During his press conference in Geneva, Switzerland, Biden described planned U.S.-Russian working groups to address cyber attacks. Biden said he gave Putin “16 specific entities … from our energy sector to our water systems” that he said should be considered critical infrastructure “off-limits” from Russian cyberattacks, adding that he and Putin agreed for U.S. and Russian cybersecurity experts to “work on specific understandings about what is off-limits” for cyberattacks.

Biden said both the U.S. and Russia are suspected of hacks targeting the other country and the U.S. and Russia will work to determine who is responsible and figure out how to stop those hacks. Biden said in a scenario where Russian hackers are suspected, the U.S. will look to the Russian government to determine “they didn’t do it. I don’t think they planned it in this case, and are they going to act.” Biden said the U.S., in turn, will do the same when Russian suspects U.S. hackers. “What can we commit to act in terms of anything affecting, violating international norms that negatively affects Russia? What are we going to agree to do? And so I think we have real opportunities to move.”

Putin also described the plans to establish U.S.-Russian cybersecurity working groups, but defended against allegations cyberattacks are coming primarily from the Russian side.

Putin claimed American sources have reported that “most of the cyberattacks in the world are carried out from the cyber realm of the United States, in second place is Canada, afterwards Latin American countries and then comes Great Britain.” Putin said cyberattacks emanating from Russia are rarer by comparison.

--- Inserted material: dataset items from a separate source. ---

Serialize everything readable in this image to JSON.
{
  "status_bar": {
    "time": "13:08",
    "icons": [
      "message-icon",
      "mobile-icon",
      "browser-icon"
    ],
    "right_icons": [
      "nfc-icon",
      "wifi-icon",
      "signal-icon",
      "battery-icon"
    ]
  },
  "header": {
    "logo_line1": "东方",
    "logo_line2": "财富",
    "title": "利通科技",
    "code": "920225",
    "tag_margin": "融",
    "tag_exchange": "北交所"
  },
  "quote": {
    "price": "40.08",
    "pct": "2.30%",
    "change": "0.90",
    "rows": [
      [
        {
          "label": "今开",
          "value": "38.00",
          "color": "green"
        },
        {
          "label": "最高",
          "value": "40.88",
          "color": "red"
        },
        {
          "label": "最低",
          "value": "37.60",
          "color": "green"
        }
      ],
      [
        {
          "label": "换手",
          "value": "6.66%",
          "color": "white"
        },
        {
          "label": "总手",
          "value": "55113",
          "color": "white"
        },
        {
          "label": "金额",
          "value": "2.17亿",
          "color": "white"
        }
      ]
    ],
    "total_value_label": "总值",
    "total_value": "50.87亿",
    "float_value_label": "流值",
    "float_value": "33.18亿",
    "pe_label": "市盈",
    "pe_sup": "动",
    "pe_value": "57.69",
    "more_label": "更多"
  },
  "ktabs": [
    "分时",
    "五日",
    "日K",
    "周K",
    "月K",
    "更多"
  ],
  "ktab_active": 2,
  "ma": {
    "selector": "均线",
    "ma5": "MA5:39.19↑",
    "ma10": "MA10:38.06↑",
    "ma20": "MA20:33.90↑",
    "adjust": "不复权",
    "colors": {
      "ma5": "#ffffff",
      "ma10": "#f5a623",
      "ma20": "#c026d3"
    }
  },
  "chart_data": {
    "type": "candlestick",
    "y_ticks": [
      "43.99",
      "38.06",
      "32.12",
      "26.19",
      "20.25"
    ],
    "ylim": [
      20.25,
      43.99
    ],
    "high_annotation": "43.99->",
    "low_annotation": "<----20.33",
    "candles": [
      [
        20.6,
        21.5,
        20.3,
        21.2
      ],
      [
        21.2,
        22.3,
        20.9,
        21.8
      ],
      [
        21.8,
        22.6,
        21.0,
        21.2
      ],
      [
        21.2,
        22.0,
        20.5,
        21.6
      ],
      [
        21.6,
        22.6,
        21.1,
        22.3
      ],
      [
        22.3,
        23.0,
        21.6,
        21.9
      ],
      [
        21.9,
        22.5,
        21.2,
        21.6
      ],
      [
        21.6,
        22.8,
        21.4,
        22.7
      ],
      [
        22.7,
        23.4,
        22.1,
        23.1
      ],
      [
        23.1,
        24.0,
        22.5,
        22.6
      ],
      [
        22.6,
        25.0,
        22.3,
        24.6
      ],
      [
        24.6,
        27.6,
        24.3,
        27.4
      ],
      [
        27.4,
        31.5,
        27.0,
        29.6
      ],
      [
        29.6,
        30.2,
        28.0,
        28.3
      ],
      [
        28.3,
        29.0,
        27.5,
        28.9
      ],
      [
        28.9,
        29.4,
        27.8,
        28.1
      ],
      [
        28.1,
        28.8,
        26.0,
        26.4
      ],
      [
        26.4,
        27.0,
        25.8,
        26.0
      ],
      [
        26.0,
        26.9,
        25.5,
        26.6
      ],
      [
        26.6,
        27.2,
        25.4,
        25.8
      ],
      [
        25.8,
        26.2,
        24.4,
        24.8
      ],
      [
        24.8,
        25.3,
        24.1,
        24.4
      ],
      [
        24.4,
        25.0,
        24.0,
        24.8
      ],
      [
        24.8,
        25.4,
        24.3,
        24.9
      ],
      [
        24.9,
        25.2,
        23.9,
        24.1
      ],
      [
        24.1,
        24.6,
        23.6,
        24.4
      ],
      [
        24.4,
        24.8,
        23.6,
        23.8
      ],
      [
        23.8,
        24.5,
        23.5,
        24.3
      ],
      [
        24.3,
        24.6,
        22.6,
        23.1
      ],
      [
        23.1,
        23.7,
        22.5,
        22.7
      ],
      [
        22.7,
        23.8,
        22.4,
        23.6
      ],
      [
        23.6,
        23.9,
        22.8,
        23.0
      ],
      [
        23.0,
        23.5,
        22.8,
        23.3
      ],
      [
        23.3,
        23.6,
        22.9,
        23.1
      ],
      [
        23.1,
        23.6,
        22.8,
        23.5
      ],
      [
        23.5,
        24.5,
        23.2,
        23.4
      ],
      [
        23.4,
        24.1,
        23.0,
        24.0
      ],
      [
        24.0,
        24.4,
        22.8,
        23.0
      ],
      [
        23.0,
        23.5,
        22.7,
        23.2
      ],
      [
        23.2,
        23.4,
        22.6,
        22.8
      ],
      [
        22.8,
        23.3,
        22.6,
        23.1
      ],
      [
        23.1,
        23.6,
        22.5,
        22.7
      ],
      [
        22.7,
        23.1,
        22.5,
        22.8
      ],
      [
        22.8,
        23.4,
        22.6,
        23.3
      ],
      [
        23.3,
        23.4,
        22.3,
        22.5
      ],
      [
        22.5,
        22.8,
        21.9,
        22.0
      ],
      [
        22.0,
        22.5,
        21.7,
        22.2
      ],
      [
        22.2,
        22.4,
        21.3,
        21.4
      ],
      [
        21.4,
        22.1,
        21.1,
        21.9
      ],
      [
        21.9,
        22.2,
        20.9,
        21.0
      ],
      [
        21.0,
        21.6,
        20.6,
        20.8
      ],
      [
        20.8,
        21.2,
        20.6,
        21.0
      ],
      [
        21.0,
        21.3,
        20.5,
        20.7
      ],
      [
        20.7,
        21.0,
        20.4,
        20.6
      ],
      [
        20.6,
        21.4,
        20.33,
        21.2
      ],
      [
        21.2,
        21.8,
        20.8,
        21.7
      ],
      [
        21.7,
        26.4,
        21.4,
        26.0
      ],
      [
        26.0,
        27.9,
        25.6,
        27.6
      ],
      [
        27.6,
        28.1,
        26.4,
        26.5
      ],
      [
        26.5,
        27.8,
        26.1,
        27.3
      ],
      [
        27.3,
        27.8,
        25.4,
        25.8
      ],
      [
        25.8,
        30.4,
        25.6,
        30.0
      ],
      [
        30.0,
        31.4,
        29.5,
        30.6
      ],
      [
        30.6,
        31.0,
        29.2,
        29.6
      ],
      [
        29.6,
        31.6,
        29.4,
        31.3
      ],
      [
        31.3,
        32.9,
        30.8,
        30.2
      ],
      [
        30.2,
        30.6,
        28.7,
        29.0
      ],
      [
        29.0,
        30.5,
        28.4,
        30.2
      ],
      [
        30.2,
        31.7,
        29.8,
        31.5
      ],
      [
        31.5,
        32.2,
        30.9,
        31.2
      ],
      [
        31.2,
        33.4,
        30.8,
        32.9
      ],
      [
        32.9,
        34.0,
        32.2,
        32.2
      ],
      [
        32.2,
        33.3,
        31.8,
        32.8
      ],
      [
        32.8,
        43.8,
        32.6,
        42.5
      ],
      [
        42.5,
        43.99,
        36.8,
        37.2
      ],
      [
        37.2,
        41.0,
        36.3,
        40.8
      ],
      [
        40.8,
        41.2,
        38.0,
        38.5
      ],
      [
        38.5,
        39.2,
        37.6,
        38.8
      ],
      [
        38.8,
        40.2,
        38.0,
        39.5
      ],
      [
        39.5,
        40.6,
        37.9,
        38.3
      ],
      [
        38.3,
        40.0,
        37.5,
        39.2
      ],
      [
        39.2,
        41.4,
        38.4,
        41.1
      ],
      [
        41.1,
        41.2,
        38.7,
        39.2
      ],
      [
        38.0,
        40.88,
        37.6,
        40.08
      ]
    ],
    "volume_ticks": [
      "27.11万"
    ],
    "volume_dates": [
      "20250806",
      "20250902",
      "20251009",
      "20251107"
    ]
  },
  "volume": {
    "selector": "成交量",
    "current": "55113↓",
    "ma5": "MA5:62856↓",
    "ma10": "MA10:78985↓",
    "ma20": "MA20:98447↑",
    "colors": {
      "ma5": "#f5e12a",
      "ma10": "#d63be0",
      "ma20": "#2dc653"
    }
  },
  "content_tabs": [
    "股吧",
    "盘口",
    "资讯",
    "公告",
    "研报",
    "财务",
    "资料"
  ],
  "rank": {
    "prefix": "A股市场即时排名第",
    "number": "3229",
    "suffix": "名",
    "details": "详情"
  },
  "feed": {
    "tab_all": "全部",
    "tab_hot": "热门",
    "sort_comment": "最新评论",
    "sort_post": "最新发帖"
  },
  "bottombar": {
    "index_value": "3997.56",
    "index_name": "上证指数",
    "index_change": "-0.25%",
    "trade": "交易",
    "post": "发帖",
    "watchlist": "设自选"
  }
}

Putin also claimed it had received questions from the U.S. about alleged cyberattacks, to which Russia responded but never received a reply from the U.S.

The meeting between Biden and Putin comes amid increased tensions between the U.S. and Russia in recent years. In March, Biden referred to Putin as a “killer,” to which Putin responded by challenging Biden to a live debate.

Along with cybersecurity, Biden and Putin discussed other issues complication U.S.-Russian relations, including arms control efforts and Russian activity along the Ukrainian border.

Following the summit, the White House released a joint statement by Putin and Biden, which said they are both committed to efforts to extend the New START nuclear treaty between the U.S. and Russia. “Today, we reaffirm the principle that a nuclear war cannot be won and must never be fought.

“The United States and Russia will embark together on an integrated bilateral Strategic Stability Dialogue in the near future that will be deliberate and robust. Through this Dialogue, we seek to lay the groundwork for future arms control and risk reduction measures,” the joint statement continued.

In a press conference immediately after their meeting, Putin said he and Biden had a constructive conversation and said they also agreed to return ambassadors to their posts in the other’s respective countries, in an effort to reduce tensions between the U.S. and Russia.

Russia withdrew its ambassador to the U.S. after Biden’s March “killer” comments about Putin and the U.S. ambassadors was asked to leave Moscow after Biden announced new sanctions in April against Russia.

The Biden administration’s sanctions came followed a U.S. intelligence community assessment that Russia tried to interfere in the 2020 U.S. election and that Russian groups have been behind several recent cyberattacks targeting the U.S.

Following the summit, Biden described the talks with Putin as “positive” and said they covered three main areas he outlined: identifying areas the U.S. and Russia can work on to advance mutual interests, communicating U.S. intentions to respond to threats, and to clearly express U.S. priorities and values. 

In March and April, tens of thousands of Russian military forces massed on their border with Ukraine, heightening concerns among Ukraine, the U.S. and NATO of a potential Russian invasion of Ukraine. Putin, addressing that issue, said Russia was acting within its own borders and its actions were lawful and said the U.S. has acted similarly around other international boundaries.